Problem
When performing a backup of a VM provisioned from a Fedora DataSource (using dataVolumeTemplates with sourceRef), the KubeVirt VMBackup hotplug step fails with:
Warning HotplugFailed virtualmachineinstance/test-vm
failed to mount filesystem hotplug volume vmb-...-backup-target-pvc:
lstat /proc/1/root/var/lib/kubelet/plugins/kubernetes.io/csi/
openshift-storage.rbd.csi.ceph.com/.../disk.img: no such file or directory
The VMBackup still reports Done: True despite this failure, resulting in an empty backup target PVC (directory structure exists but no qcow2 files). The datamover pod then fails with no qcow2 files found in /backup-data.
Environment
- OpenShift CNV
v4.99.0-0.1771785652
- Storage:
ocs-storagecluster-ceph-rbd
- Feature gates enabled:
IncrementalBackup, UtilityVolumes, HotplugVolumes
What works vs. what doesn't
| VM |
Root Disk |
Machine Type |
Firmware |
Hotplug |
Backup |
| cirros (containerdisk source, 150Mi, RWO Block) |
Small containerdisk |
q35 |
BIOS |
Works |
Works |
| test-vm (Fedora DataSource, 30Gi, RWX Block) |
Large DataSource |
pc-q35-rhel9.2.0 |
EFI + SMM |
HotplugFailed |
Empty PVC |
Both VMs have changedBlockTracking: "true". Both backup target PVCs are created identically (10Gi, RWO, Filesystem mode, same storage class).

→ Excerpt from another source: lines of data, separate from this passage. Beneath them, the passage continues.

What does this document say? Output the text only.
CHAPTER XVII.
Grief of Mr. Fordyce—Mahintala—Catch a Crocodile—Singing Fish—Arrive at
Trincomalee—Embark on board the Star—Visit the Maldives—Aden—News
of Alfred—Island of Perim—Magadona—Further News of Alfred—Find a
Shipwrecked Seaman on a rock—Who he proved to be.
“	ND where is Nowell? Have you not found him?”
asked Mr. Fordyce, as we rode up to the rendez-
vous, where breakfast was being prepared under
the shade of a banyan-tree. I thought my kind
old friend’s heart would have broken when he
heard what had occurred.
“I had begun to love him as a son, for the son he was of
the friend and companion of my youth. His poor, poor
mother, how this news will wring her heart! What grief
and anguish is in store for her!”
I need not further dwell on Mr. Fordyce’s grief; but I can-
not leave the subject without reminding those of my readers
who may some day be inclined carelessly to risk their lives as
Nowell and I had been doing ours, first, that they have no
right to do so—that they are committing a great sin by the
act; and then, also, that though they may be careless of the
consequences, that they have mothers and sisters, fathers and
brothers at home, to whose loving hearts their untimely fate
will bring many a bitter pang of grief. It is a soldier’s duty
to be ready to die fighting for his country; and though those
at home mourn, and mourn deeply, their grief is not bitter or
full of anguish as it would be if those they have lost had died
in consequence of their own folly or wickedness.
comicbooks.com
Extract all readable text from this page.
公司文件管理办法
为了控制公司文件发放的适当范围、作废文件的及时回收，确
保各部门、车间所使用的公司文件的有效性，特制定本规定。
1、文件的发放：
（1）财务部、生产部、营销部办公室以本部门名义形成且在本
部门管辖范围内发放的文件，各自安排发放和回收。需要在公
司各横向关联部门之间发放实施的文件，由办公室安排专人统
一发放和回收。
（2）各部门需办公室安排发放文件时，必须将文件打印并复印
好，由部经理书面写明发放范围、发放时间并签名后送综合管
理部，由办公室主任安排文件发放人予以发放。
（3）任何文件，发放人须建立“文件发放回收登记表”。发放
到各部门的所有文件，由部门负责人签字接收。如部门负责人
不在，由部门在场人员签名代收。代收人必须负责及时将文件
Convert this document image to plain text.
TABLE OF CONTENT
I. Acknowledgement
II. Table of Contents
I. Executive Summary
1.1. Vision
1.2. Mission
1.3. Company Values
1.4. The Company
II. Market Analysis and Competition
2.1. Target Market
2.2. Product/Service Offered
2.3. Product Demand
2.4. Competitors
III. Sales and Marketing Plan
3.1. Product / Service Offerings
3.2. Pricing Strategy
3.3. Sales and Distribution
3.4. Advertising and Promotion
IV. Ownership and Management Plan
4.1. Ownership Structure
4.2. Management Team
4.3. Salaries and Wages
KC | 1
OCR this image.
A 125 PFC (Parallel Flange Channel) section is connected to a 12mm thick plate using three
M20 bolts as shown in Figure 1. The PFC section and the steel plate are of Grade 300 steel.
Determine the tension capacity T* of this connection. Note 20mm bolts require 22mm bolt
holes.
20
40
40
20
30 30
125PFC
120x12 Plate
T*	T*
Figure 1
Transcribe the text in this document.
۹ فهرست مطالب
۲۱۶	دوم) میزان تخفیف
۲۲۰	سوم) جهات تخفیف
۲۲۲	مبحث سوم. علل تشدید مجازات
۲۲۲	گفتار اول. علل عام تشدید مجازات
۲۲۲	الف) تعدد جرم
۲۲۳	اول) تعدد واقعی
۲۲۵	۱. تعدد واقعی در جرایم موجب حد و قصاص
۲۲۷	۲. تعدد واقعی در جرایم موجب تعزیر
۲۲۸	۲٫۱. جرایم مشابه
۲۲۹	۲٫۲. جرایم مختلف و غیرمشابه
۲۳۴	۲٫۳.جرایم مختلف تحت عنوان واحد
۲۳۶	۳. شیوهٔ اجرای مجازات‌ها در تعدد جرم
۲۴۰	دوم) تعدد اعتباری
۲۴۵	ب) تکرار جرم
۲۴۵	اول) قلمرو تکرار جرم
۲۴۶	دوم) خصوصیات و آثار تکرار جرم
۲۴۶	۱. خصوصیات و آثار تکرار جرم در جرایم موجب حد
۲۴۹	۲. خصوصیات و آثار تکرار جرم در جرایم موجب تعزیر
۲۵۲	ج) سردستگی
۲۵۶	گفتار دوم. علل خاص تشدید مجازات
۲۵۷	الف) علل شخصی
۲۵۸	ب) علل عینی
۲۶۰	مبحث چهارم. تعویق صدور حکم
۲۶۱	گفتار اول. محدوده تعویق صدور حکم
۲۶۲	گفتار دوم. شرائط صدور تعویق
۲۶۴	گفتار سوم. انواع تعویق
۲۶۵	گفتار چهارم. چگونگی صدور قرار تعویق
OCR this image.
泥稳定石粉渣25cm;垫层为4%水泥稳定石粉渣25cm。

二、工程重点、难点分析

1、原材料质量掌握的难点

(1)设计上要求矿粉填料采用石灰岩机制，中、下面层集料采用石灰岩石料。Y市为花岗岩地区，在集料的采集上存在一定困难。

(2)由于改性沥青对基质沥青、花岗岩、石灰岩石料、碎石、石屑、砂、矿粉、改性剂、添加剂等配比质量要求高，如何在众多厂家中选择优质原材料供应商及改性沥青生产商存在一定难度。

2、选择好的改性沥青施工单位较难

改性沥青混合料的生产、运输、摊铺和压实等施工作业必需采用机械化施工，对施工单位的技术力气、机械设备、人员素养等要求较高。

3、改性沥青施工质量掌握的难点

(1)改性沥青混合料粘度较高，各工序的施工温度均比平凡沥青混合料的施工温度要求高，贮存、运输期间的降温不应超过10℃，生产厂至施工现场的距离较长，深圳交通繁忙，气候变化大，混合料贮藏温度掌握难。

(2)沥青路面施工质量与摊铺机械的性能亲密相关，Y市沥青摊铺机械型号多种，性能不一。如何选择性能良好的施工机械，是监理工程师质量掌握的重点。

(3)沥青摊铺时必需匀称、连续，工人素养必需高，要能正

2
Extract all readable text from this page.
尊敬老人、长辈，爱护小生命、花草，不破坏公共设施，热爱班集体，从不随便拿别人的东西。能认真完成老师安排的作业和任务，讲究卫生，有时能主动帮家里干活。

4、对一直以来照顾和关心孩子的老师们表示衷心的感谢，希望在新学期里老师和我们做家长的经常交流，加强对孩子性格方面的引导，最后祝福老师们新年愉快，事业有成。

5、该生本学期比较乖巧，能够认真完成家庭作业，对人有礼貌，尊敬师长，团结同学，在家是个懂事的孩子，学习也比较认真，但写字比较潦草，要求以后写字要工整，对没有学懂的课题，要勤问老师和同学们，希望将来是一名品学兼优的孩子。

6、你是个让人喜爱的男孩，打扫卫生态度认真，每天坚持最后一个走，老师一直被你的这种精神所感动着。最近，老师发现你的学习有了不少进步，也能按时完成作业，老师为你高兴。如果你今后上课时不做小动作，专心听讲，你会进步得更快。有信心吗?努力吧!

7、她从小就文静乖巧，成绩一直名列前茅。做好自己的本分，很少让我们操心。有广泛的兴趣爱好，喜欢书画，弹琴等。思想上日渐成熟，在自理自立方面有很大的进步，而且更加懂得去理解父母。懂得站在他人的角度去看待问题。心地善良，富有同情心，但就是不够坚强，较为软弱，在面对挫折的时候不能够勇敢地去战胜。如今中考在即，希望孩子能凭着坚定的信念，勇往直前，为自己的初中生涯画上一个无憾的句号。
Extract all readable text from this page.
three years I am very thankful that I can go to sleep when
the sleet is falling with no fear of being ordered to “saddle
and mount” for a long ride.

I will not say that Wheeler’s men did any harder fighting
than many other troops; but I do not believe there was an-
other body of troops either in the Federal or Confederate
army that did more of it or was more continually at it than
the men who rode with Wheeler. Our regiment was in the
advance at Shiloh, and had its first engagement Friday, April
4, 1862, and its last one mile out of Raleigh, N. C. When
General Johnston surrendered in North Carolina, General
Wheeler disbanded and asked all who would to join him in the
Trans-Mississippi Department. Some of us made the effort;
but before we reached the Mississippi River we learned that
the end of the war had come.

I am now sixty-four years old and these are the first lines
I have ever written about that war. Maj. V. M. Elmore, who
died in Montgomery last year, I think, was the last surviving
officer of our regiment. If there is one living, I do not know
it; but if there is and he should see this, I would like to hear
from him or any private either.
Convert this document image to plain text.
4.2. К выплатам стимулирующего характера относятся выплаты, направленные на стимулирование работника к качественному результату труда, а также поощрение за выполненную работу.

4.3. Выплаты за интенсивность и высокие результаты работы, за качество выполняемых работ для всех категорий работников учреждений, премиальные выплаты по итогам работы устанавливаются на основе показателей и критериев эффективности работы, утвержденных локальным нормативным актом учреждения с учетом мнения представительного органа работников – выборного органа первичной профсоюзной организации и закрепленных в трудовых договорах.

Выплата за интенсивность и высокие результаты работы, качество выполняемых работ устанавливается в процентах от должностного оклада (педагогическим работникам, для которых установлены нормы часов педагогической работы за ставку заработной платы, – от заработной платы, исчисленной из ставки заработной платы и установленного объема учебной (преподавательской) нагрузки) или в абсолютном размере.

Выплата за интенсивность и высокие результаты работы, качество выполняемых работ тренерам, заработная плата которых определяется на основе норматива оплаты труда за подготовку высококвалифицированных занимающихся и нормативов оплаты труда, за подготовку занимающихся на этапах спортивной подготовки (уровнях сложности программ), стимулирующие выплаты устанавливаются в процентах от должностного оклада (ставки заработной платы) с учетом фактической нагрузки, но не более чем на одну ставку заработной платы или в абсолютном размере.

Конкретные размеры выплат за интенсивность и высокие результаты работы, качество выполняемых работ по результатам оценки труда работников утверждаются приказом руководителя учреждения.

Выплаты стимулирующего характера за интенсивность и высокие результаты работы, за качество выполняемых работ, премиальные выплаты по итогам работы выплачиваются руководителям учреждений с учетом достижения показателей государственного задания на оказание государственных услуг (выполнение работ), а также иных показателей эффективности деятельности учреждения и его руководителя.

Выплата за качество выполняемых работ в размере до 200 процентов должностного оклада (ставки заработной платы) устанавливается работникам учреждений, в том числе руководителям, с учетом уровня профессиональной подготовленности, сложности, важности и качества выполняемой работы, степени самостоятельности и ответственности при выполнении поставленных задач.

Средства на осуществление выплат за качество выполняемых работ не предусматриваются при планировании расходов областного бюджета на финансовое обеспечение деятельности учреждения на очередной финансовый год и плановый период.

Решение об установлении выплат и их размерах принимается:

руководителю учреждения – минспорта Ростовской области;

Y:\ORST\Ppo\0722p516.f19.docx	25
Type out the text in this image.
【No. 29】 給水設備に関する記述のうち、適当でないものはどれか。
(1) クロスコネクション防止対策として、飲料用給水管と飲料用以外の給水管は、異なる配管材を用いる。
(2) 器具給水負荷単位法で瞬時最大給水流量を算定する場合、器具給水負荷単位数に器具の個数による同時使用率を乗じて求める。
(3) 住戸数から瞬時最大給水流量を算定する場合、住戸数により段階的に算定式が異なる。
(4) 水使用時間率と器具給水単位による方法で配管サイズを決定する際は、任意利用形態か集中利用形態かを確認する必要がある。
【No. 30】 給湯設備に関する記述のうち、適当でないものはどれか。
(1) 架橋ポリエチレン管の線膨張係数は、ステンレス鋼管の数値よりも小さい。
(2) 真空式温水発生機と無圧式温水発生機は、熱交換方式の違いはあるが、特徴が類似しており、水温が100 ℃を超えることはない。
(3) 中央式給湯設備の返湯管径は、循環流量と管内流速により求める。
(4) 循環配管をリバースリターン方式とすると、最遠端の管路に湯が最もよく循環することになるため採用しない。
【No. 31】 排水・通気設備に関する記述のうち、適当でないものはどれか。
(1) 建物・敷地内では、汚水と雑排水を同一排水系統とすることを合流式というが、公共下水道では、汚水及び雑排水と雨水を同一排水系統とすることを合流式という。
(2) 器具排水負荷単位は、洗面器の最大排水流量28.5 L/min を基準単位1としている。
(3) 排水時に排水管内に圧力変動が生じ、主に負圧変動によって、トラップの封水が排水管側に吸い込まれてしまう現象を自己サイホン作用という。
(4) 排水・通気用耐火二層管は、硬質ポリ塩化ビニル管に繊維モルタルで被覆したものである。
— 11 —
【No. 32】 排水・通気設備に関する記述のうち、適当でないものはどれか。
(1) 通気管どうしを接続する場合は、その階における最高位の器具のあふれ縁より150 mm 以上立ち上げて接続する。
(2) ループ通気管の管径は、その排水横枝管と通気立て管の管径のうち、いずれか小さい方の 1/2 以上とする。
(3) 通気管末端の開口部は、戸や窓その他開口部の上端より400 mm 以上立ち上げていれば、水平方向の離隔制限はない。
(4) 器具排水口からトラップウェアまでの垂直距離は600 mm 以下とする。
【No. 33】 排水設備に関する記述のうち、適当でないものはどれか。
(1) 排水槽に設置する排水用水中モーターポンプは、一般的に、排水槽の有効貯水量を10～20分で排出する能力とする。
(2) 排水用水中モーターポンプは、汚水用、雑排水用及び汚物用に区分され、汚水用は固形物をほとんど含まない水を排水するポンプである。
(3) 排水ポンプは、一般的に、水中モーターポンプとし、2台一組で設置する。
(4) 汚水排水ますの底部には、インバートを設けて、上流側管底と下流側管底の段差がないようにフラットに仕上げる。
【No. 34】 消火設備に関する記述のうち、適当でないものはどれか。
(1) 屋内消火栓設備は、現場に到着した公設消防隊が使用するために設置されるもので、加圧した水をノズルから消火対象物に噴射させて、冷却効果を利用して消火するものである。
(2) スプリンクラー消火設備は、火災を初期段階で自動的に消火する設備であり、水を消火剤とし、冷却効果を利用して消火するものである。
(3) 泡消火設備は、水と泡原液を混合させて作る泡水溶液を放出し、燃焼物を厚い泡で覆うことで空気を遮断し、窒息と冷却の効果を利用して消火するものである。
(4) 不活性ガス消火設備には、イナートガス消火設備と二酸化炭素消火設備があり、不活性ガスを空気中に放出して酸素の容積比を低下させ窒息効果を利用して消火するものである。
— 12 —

How the backup target PVC is created
Our datamover controller creates the backup target PVC via ensureTempPVC() — a plain Filesystem PVC with no special configuration:
pvc := &corev1.PersistentVolumeClaim{
ObjectMeta: metav1.ObjectMeta{
Name: pvcName, // "kubevirt-backup-<du.Name>"
Namespace: namespace, // VM namespace
},
Spec: corev1.PersistentVolumeClaimSpec{
AccessModes: []corev1.PersistentVolumeAccessMode{corev1.ReadWriteOnce},
Resources: corev1.VolumeResourceRequirements{
Requests: corev1.ResourceList{
corev1.ResourceStorage: resource.MustParse("10Gi"),
},
},
// No volumeMode specified (defaults to Filesystem)
// No storageClassName specified (uses cluster default)
},
}
Question for KubeVirt team: Should the backup target PVC be created differently? Does the VMBackup API expect a specific volumeMode, annotation, or pre-existing disk.img file?
Observed behavior
- Controller creates temp PVC
kubevirt-backup-<name> in VM namespace (Filesystem, 10Gi, empty)
- VMBackup CR is created with
forceFullBackup: true
- virt-handler logs
"successfully mounted" at mount.go:561 (Kubernetes-level PVC attachment succeeds)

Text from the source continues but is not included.